From time to time I get a request to help promote a tech product. I almost never go for it, even though I do promote tech products on my blog and in my tweetstream. I've even been offered cash or stock to do that, but again, I won't do it. To me that's like advertising, and you don't see any ads on this site, for a reason. I don't want to dilute the connection with the people who read this site.
It's like this -- imagine you went to a Toyota dealer to try out one of their new hybrids. When you get into the car, the sales guy hands you a gift certificate for $1 off a latte at Starbucks and turns on the radio and plays an ad for a Honda Civic. Great. They just spent $500 to get you into the car for the test drive and instead of focusing all your attention on how great their product is, they've got you driving to a Starbucks and thinking about their competitor's product. You think they'd do that? I don't.
That's why I cringe when I see ads in RSS feeds. These guys don't get it -- their whole goal should be to get you to read more stuff about what they're doing, not get taken somewhere else to do something entirely different. Each person you attract cost you a lot to get them interested. Don't sell out too cheap.
But there is a good way to get me to talk about your product. It's very simple, make it work with something I already do. In other words, work with me. Give me an incentive that's meaningful to me and I'll sing your praises to anyone who will listen.
For example, in 2001 or 2002, if you ran a website and added RSS support to it, it's a pretty sure thing that I would promote it. I wanted people to see that there was wide adoption happening. The only way for them to see that is to show them.
Then, once we had the foundation of RSS, I could use it to promote something else I cared about, podcasting. It booted up much faster, because there already was a network of understanding of the base technology, this was just a new application of it.
Going back to the roots, if you had a blog in 1997 or 1998, yup -- I would point to it, usually with gushing praise. Again, I wanted to show uptake. The tradition continues to this day -- blogs beget more blogs. Everyone can point to the blogs that inspired them to start blogging.
Today it's different.

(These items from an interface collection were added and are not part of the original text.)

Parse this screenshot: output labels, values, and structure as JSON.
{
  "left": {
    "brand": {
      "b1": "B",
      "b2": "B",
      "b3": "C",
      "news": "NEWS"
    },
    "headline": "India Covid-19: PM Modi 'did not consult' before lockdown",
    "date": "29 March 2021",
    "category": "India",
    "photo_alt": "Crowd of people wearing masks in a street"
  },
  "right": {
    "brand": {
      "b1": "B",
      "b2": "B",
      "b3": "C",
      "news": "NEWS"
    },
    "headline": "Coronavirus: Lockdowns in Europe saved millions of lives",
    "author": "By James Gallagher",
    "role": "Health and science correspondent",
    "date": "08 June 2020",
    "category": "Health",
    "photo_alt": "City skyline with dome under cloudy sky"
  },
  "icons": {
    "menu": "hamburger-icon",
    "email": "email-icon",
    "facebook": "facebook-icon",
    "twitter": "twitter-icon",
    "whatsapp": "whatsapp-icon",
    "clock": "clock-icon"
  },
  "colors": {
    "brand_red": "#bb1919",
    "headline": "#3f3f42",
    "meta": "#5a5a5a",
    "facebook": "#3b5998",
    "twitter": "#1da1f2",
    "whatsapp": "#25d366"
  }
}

A site with an RSS feed is not news. A new blog is nice, for sure -- but in itself is not interesting. Everyone has blogs, everyone has RSS, there are lots of podcast feeds, that's all good.
This is going to sound weird, but then so did blogs and RSS back in the day. And it may not work, or it may be slightly off, or it may not be the right time. You never know it's going to work until it does.
If you look at the website of Scripting News, instead of the feed, you'll see there's been a change. It's a lot simpler. All the same stuff is there, but it's laid out in a more pleasing way (I hope). There are little plus signs all over the place where you can get more info. So it's easy to skim, but it's also easy to go deeper. I believe in both ways of reading.
In this context I am a writer and a programmer. My design work is finished. My rendering of scripting.com in HTML is done. But, in addition to publishing the rendered text, I also publish the source. So anyone can write a renderer.
I think of this act of open-ness as equivalent to publishing Scripting News in XML in December 1997. That simple act led to people at Netscape building an aggregator to read it. Then more feeds were published. Then more aggregators and on and on. This is how bootstraps begin, with a single act of faith. It's like the Kevin Costner character in Field of Dreams who believes if he builds a baseball diamond on his farm the players would come.
You can be one of the first to play in this ballpark. Take the OPML source of this post and make it look and work great on some device. It could be a cell phone. It could be an iPad. It could be a 27-inch display. You'll learn a lot from that, I hope you'll share what you learn (write a blog post).